While the next steps at the Purdue property will likely be decided by the bankruptcy judge, investors are considering worst-case scenarios.
“It can be very difficult to sell a big building in a suburban location,” said Jen Ripper, an investment specialist at Penn Mutual Asset Management who invests in mortgage bonds. “Loss severities can be in excess of 50%.”
Notably, the nearby former UBS Group AG Stamford office at 677 Washington Blvd., once touted as the world’s largest trading floor, sat nearly vacant for years following the 2008 financial crisis. Two years ago $145.6 million of property debt on the complex was sold at a more than $100 million loss for bondholders, according to Trepp data.
However, more recent signs point to a potential turnaround for Stamford, particularly after the professional wrestling network WWE said this spring it would relocate its headquarters to the former UBS complex, putting vacancy at the property under 30%.
Three years ago, Bank of America documents related to the sale of debt pegged to Purdue’s Stamford headquarters, highlighted the Sackler family’s “conservatively” estimated net-worth of about $14 billion, underscoring what had been a roughly $34.9 billion global market for opioids, like Purdue’s signature OxyContin drug, as of 2014.

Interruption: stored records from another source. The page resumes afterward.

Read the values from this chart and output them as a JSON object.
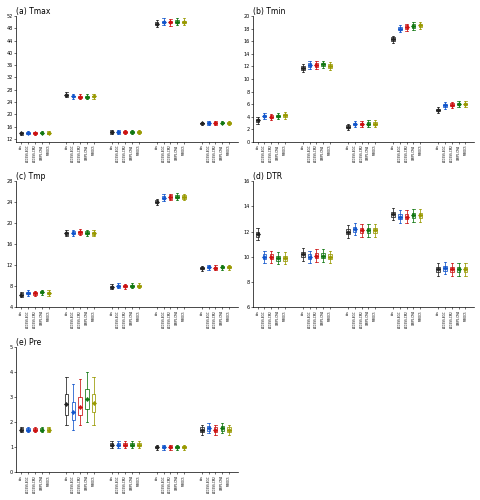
{
  "panels": [
    "(a) Tmax",
    "(b) Tmin",
    "(c) Tmp",
    "(d) DTR",
    "(e) Pre"
  ],
  "box_colors": [
    "#222222",
    "#1155cc",
    "#cc1111",
    "#117711",
    "#999900",
    "#cc6600"
  ],
  "Tmax": {
    "ylim": [
      11,
      52
    ],
    "yticks": [
      12,
      16,
      20,
      24,
      28,
      32,
      36,
      40,
      44,
      48,
      52
    ],
    "regions": {
      "R1": {
        "med": [
          13.8,
          13.9,
          13.85,
          14.0,
          13.9
        ],
        "q1": [
          13.6,
          13.7,
          13.65,
          13.8,
          13.7
        ],
        "q3": [
          14.0,
          14.1,
          14.05,
          14.2,
          14.1
        ],
        "whislo": [
          13.3,
          13.4,
          13.35,
          13.5,
          13.4
        ],
        "whishi": [
          14.3,
          14.4,
          14.35,
          14.5,
          14.4
        ]
      },
      "R2": {
        "med": [
          26.3,
          25.8,
          25.7,
          25.7,
          25.8
        ],
        "q1": [
          26.0,
          25.5,
          25.4,
          25.4,
          25.5
        ],
        "q3": [
          26.6,
          26.1,
          26.0,
          26.0,
          26.1
        ],
        "whislo": [
          25.5,
          25.0,
          24.9,
          24.9,
          25.0
        ],
        "whishi": [
          27.1,
          26.6,
          26.5,
          26.5,
          26.6
        ]
      },
      "R3": {
        "med": [
          14.3,
          14.3,
          14.2,
          14.3,
          14.3
        ],
        "q1": [
          14.0,
          14.0,
          13.9,
          14.0,
          14.0
        ],
        "q3": [
          14.6,
          14.6,
          14.5,
          14.6,
          14.6
        ],
        "whislo": [
          13.7,
          13.7,
          13.6,
          13.7,
          13.7
        ],
        "whishi": [
          14.9,
          14.9,
          14.8,
          14.9,
          14.9
        ]
      },
      "R4": {
        "med": [
          49.5,
          50.1,
          50.0,
          50.2,
          50.1
        ],
        "q1": [
          49.0,
          49.7,
          49.6,
          49.8,
          49.7
        ],
        "q3": [
          50.0,
          50.5,
          50.4,
          50.6,
          50.5
        ],
        "whislo": [
          48.3,
          49.0,
          48.9,
          49.1,
          49.0
        ],
        "whishi": [
          50.7,
          51.2,
          51.1,
          51.3,
          51.2
        ]
      },
      "R5": {
        "med": [
          17.0,
          17.2,
          17.2,
          17.3,
          17.2
        ],
        "q1": [
          16.7,
          16.9,
          16.9,
          17.0,
          16.9
        ],
        "q3": [
          17.3,
          17.5,
          17.5,
          17.6,
          17.5
        ],
        "whislo": [
          16.4,
          16.6,
          16.6,
          16.7,
          16.6
        ],
        "whishi": [
          17.6,
          17.8,
          17.8,
          17.9,
          17.8
        ]
      }
    }
  },
  "Tmin": {
    "ylim": [
      0,
      20
    ],
    "yticks": [
      0,
      2,
      4,
      6,
      8,
      10,
      12,
      14,
      16,
      18,
      20
    ],
    "regions": {
      "R1": {
        "med": [
          3.4,
          4.1,
          4.0,
          4.1,
          4.2
        ],
        "q1": [
          3.2,
          3.9,
          3.8,
          3.9,
          4.0
        ],
        "q3": [
          3.6,
          4.3,
          4.2,
          4.3,
          4.4
        ],
        "whislo": [
          2.9,
          3.6,
          3.5,
          3.6,
          3.7
        ],
        "whishi": [
          3.9,
          4.6,
          4.5,
          4.6,
          4.7
        ]
      },
      "R2": {
        "med": [
          11.7,
          12.2,
          12.2,
          12.3,
          12.1
        ],
        "q1": [
          11.4,
          11.9,
          11.9,
          12.0,
          11.8
        ],
        "q3": [
          12.0,
          12.5,
          12.5,
          12.6,
          12.4
        ],
        "whislo": [
          11.1,
          11.6,
          11.6,
          11.7,
          11.5
        ],
        "whishi": [
          12.3,
          12.8,
          12.8,
          12.9,
          12.7
        ]
      },
      "R3": {
        "med": [
          2.4,
          2.8,
          2.8,
          2.9,
          2.9
        ],
        "q1": [
          2.2,
          2.6,
          2.6,
          2.7,
          2.7
        ],
        "q3": [
          2.6,
          3.0,
          3.0,
          3.1,
          3.1
        ],
        "whislo": [
          1.9,
          2.3,
          2.3,
          2.4,
          2.4
        ],
        "whishi": [
          2.9,
          3.3,
          3.3,
          3.4,
          3.4
        ]
      },
      "R4": {
        "med": [
          16.3,
          18.0,
          18.2,
          18.4,
          18.5
        ],
        "q1": [
          16.0,
          17.7,
          17.9,
          18.1,
          18.2
        ],
        "q3": [
          16.6,
          18.3,
          18.5,
          18.7,
          18.8
        ],
        "whislo": [
          15.7,
          17.4,
          17.6,
          17.8,
          17.9
        ],
        "whishi": [
          16.9,
          18.6,
          18.8,
          19.0,
          19.1
        ]
      },
      "R5": {
        "med": [
          5.1,
          5.8,
          5.9,
          6.0,
          6.0
        ],
        "q1": [
          4.9,
          5.6,
          5.7,
          5.8,
          5.8
        ],
        "q3": [
          5.3,
          6.0,
          6.1,
          6.2,
          6.2
        ],
        "whislo": [
          4.6,
          5.3,
          5.4,
          5.5,
          5.5
        ],
        "whishi": [
          5.6,
          6.3,
          6.4,
          6.5,
          6.5
        ]
      }
    }
  },
  "Tmp": {
    "ylim": [
      4,
      28
    ],
    "yticks": [
      4,
      8,
      12,
      16,
      20,
      24,
      28
    ],
    "regions": {
      "R1": {
        "med": [
          6.4,
          6.7,
          6.6,
          6.8,
          6.7
        ],
        "q1": [
          6.2,
          6.5,
          6.4,
          6.6,
          6.5
        ],
        "q3": [
          6.6,
          6.9,
          6.8,
          7.0,
          6.9
        ],
        "whislo": [
          5.9,
          6.2,
          6.1,
          6.3,
          6.2
        ],
        "whishi": [
          6.9,
          7.2,
          7.1,
          7.3,
          7.2
        ]
      },
      "R2": {
        "med": [
          18.1,
          18.2,
          18.3,
          18.2,
          18.1
        ],
        "q1": [
          17.8,
          17.9,
          18.0,
          17.9,
          17.8
        ],
        "q3": [
          18.4,
          18.5,
          18.6,
          18.5,
          18.4
        ],
        "whislo": [
          17.5,
          17.6,
          17.7,
          17.6,
          17.5
        ],
        "whishi": [
          18.7,
          18.8,
          18.9,
          18.8,
          18.7
        ]
      },
      "R3": {
        "med": [
          7.9,
          8.1,
          8.0,
          8.1,
          8.1
        ],
        "q1": [
          7.7,
          7.9,
          7.8,
          7.9,
          7.9
        ],
        "q3": [
          8.1,
          8.3,
          8.2,
          8.3,
          8.3
        ],
        "whislo": [
          7.4,
          7.6,
          7.5,
          7.6,
          7.6
        ],
        "whishi": [
          8.4,
          8.6,
          8.5,
          8.6,
          8.6
        ]
      },
      "R4": {
        "med": [
          24.1,
          24.9,
          25.0,
          25.1,
          25.0
        ],
        "q1": [
          23.8,
          24.6,
          24.7,
          24.8,
          24.7
        ],
        "q3": [
          24.4,
          25.2,
          25.3,
          25.4,
          25.3
        ],
        "whislo": [
          23.5,
          24.3,
          24.4,
          24.5,
          24.4
        ],
        "whishi": [
          24.7,
          25.5,
          25.6,
          25.7,
          25.6
        ]
      },
      "R5": {
        "med": [
          11.4,
          11.6,
          11.5,
          11.6,
          11.6
        ],
        "q1": [
          11.2,
          11.4,
          11.3,
          11.4,
          11.4
        ],
        "q3": [
          11.6,
          11.8,
          11.7,
          11.8,
          11.8
        ],
        "whislo": [
          10.9,
          11.1,
          11.0,
          11.1,
          11.1
        ],
        "whishi": [
          11.9,
          12.1,
          12.0,
          12.1,
          12.1
        ]
      }
    }
  },
  "DTR": {
    "ylim": [
      6,
      16
    ],
    "yticks": [
      6,
      8,
      10,
      12,
      14,
      16
    ],
    "regions": {
      "R1": {
        "med": [
          11.8,
          10.0,
          10.0,
          9.9,
          9.9
        ],
        "q1": [
          11.6,
          9.8,
          9.8,
          9.7,
          9.7
        ],
        "q3": [
          12.0,
          10.2,
          10.2,
          10.1,
          10.1
        ],
        "whislo": [
          11.3,
          9.5,
          9.5,
          9.4,
          9.4
        ],
        "whishi": [
          12.3,
          10.5,
          10.5,
          10.4,
          10.4
        ]
      },
      "R2": {
        "med": [
          10.2,
          10.0,
          10.1,
          10.1,
          10.0
        ],
        "q1": [
          10.0,
          9.8,
          9.9,
          9.9,
          9.8
        ],
        "q3": [
          10.4,
          10.2,
          10.3,
          10.3,
          10.2
        ],
        "whislo": [
          9.7,
          9.5,
          9.6,
          9.6,
          9.5
        ],
        "whishi": [
          10.7,
          10.5,
          10.6,
          10.6,
          10.5
        ]
      },
      "R3": {
        "med": [
          12.0,
          12.2,
          12.1,
          12.1,
          12.1
        ],
        "q1": [
          11.8,
          12.0,
          11.9,
          11.9,
          11.9
        ],
        "q3": [
          12.2,
          12.4,
          12.3,
          12.3,
          12.3
        ],
        "whislo": [
          11.5,
          11.7,
          11.6,
          11.6,
          11.6
        ],
        "whishi": [
          12.5,
          12.7,
          12.6,
          12.6,
          12.6
        ]
      },
      "R4": {
        "med": [
          13.4,
          13.2,
          13.2,
          13.3,
          13.3
        ],
        "q1": [
          13.2,
          13.0,
          13.0,
          13.1,
          13.1
        ],
        "q3": [
          13.6,
          13.4,
          13.4,
          13.5,
          13.5
        ],
        "whislo": [
          12.9,
          12.7,
          12.7,
          12.8,
          12.8
        ],
        "whishi": [
          13.9,
          13.7,
          13.7,
          13.8,
          13.8
        ]
      },
      "R5": {
        "med": [
          9.0,
          9.1,
          9.0,
          9.0,
          9.0
        ],
        "q1": [
          8.8,
          8.9,
          8.8,
          8.8,
          8.8
        ],
        "q3": [
          9.2,
          9.3,
          9.2,
          9.2,
          9.2
        ],
        "whislo": [
          8.5,
          8.6,
          8.5,
          8.5,
          8.5
        ],
        "whishi": [
          9.5,
          9.6,
          9.5,
          9.5,
          9.5
        ]
      }
    }
  },
  "Pre": {
    "ylim": [
      0.0,
      5.0
    ],
    "yticks": [
      0.0,
      1.0,
      2.0,
      3.0,
      4.0,
      5.0
    ],
    "regions": {
      "R1": {
        "med": [
          1.7,
          1.7,
          1.7,
          1.7,
          1.7
        ],
        "q1": [
          1.65,
          1.65,
          1.65,
          1.65,
          1.65
        ],
        "q3": [
          1.75,
          1.75,
          1.75,
          1.75,
          1.75
        ],
        "whislo": [
          1.6,
          1.6,
          1.6,
          1.6,
          1.6
        ],
        "whishi": [
          1.8,
          1.8,
          1.8,
          1.8,
          1.8
        ]
      },
      "R2": {
        "med": [
          2.7,
          2.4,
          2.6,
          2.9,
          2.75
        ],
        "q1": [
          2.3,
          2.1,
          2.3,
          2.5,
          2.4
        ],
        "q3": [
          3.1,
          2.8,
          3.0,
          3.3,
          3.1
        ],
        "whislo": [
          1.9,
          1.7,
          1.9,
          2.0,
          1.9
        ],
        "whishi": [
          3.8,
          3.5,
          3.7,
          4.0,
          3.8
        ]
      },
      "R3": {
        "med": [
          1.1,
          1.1,
          1.1,
          1.1,
          1.1
        ],
        "q1": [
          1.05,
          1.05,
          1.05,
          1.05,
          1.05
        ],
        "q3": [
          1.15,
          1.15,
          1.15,
          1.15,
          1.15
        ],
        "whislo": [
          0.95,
          0.95,
          0.95,
          0.95,
          0.95
        ],
        "whishi": [
          1.25,
          1.25,
          1.25,
          1.25,
          1.25
        ]
      },
      "R4": {
        "med": [
          1.0,
          1.0,
          1.0,
          1.0,
          1.0
        ],
        "q1": [
          0.95,
          0.95,
          0.95,
          0.95,
          0.95
        ],
        "q3": [
          1.05,
          1.05,
          1.05,
          1.05,
          1.05
        ],
        "whislo": [
          0.9,
          0.9,
          0.9,
          0.9,
          0.9
        ],
        "whishi": [
          1.1,
          1.1,
          1.1,
          1.1,
          1.1
        ]
      },
      "R5": {
        "med": [
          1.7,
          1.75,
          1.7,
          1.75,
          1.7
        ],
        "q1": [
          1.6,
          1.65,
          1.6,
          1.65,
          1.6
        ],
        "q3": [
          1.8,
          1.85,
          1.8,
          1.85,
          1.8
        ],
        "whislo": [
          1.5,
          1.55,
          1.5,
          1.55,
          1.5
        ],
        "whishi": [
          1.9,
          1.95,
          1.9,
          1.95,
          1.9
        ]
      }
    }
  },
  "tick_labels": [
    "obs",
    "ACCESS-BGC",
    "ACCESS-CM2",
    "CMIP5-CM4",
    "MIROC5"
  ]
}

However, the family’s fortunes have taken a plunge since as opioid overdose became a major national health problem, leading to charges of aggressive marketing by Purdue, Insys Therapeutics and other firms, and eventually a bankruptcy filing in the case of Perdue.
As part of its bankruptcy filing, Purdue and the Sackler family proposed a global settlement of up to $12 billion to cover thousands of claims brought by cities, states and Native American tribes swept up in the drug epidemic.
Several states rejected the settlement as inadequate, including New York State’s Attorney General Letitia James, who vowed to pursue separate claims against the drugmaker and the Sackler family in court.
Beacon Company and Rosebay Medical Company, two Sackler-controlled entities that borrowed against the Purdue headquarters in Stamford, per loan financing documents, are being investigating by Attorney General James as part of a civil lawsuit against the family, which claims the Sacklers have been moving funds into trusts and offshore accounts to keep them out of the reach of any potential recovery effort.
Purdue declined to comment for this article. Members of the Sackler family that control the borrowing entities at Purdue headquarters either didn’t respond or declined to comment. The New York State AG’s office declined to comment.
Rialto Capital Advisors, which oversees the property loan on behalf of bondholders, didn’t return several calls for comment.
Still, others see a bright outlook for Stamford, even if Purdue pulls the plug. Jeffrey Williams, a real-estate broker at Colliers International in Stamford, noted that the city has finally started to see former bank headquarters being populated, but this time with a greater mix of tenants and from a variety of industries, including finance.
“I am very optimistic about the future of Stamford,” Williams said in an interview.